ATT (C)Reuters/Pool New

ATT est un démocrate. Dans le contexte africain, il dénote avec sa ferme volonté de ne pas faire de nouveau mandat, (il en a fait deux) et de céder la place. ATT a joué un rôle capital à l’égard de la part importante de ses compatriotes exilée en Europe, en France particulièrement: les Maliens de l’extérieur. Il s’est opposé à plusieurs reprises et avec fermeté à la signature d’accords de gestion concertée des flux migratoires avec la France, accords dont Besson, puis Hortefeux, s’étaient fait les champions. ATT s’est enfermé dans un refus de faire la guerre à AQMI dans le nord du pays, une guerre qu’il disait ne pas être la sienne, ni celle du Mali. C’est pour cela qu’il a été considéré comme le maillon faible de la lutte contre le terrorisme. Et quand les touaregs sont rentrés au pays pour affronter le pouvoir central, avec la complicité réelle ou tacite (malgré leurs dénégations) des islamistes, il n’a pas vu que la dimension du conflit et le rapport de forces n’étaient plus les mêmes.
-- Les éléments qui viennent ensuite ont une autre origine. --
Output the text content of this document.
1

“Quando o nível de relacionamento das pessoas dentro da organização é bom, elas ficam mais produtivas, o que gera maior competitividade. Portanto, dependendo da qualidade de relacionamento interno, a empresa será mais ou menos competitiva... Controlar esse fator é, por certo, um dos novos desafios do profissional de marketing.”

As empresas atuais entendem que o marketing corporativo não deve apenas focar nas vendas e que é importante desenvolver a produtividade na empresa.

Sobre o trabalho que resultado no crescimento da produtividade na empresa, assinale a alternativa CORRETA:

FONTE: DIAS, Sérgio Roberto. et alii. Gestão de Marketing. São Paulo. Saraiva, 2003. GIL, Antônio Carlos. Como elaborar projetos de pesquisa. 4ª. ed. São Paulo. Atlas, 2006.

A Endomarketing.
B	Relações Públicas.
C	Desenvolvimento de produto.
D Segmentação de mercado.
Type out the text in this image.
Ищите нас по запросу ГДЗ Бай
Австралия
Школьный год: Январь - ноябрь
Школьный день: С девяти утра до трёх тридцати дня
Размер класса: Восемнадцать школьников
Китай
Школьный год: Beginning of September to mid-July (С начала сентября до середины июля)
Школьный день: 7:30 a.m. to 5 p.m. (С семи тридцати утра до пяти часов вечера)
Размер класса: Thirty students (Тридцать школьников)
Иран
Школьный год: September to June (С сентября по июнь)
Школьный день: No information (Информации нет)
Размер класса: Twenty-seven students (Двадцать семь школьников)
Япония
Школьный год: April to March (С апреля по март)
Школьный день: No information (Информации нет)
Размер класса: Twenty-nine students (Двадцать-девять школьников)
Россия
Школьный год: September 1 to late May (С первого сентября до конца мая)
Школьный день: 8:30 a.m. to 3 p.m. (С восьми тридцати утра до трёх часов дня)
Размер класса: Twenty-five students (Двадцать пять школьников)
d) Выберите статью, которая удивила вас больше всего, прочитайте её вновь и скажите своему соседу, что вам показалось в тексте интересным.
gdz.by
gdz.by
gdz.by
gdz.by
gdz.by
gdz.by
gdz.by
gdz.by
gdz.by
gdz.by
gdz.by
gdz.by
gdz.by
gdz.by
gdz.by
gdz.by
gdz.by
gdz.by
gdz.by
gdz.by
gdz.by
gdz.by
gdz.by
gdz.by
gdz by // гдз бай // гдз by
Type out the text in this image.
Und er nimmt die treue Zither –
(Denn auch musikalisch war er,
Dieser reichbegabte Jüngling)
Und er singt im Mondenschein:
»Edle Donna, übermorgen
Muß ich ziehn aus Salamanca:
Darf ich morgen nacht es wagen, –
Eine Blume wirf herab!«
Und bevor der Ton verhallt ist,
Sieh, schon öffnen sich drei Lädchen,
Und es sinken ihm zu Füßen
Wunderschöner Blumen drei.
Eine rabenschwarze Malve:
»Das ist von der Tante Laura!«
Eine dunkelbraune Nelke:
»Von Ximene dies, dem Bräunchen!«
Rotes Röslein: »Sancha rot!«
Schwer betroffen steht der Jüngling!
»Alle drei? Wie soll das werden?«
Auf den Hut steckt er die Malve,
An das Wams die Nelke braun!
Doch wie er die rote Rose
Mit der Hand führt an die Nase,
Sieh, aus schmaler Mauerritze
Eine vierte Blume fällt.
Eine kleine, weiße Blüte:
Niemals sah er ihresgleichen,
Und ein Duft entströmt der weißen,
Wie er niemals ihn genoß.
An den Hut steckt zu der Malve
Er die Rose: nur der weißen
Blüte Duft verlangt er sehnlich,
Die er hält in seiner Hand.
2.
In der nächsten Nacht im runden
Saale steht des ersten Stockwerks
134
Le point de vue de Slate ici (http://www.slateafrique.com/84473/le%20bilan-conteste-de-amadou-toumani-toure).

Ce désastre-là ne fait que commencer. Les populations du nord, comme du sud, n’ont pas fini d’en souffrir, les libertés de choix et de convictions d’en pâtir, et la région toute entière (Mali, Niger, Sénégal, Burkina) d’en être durablement déséquilibrée.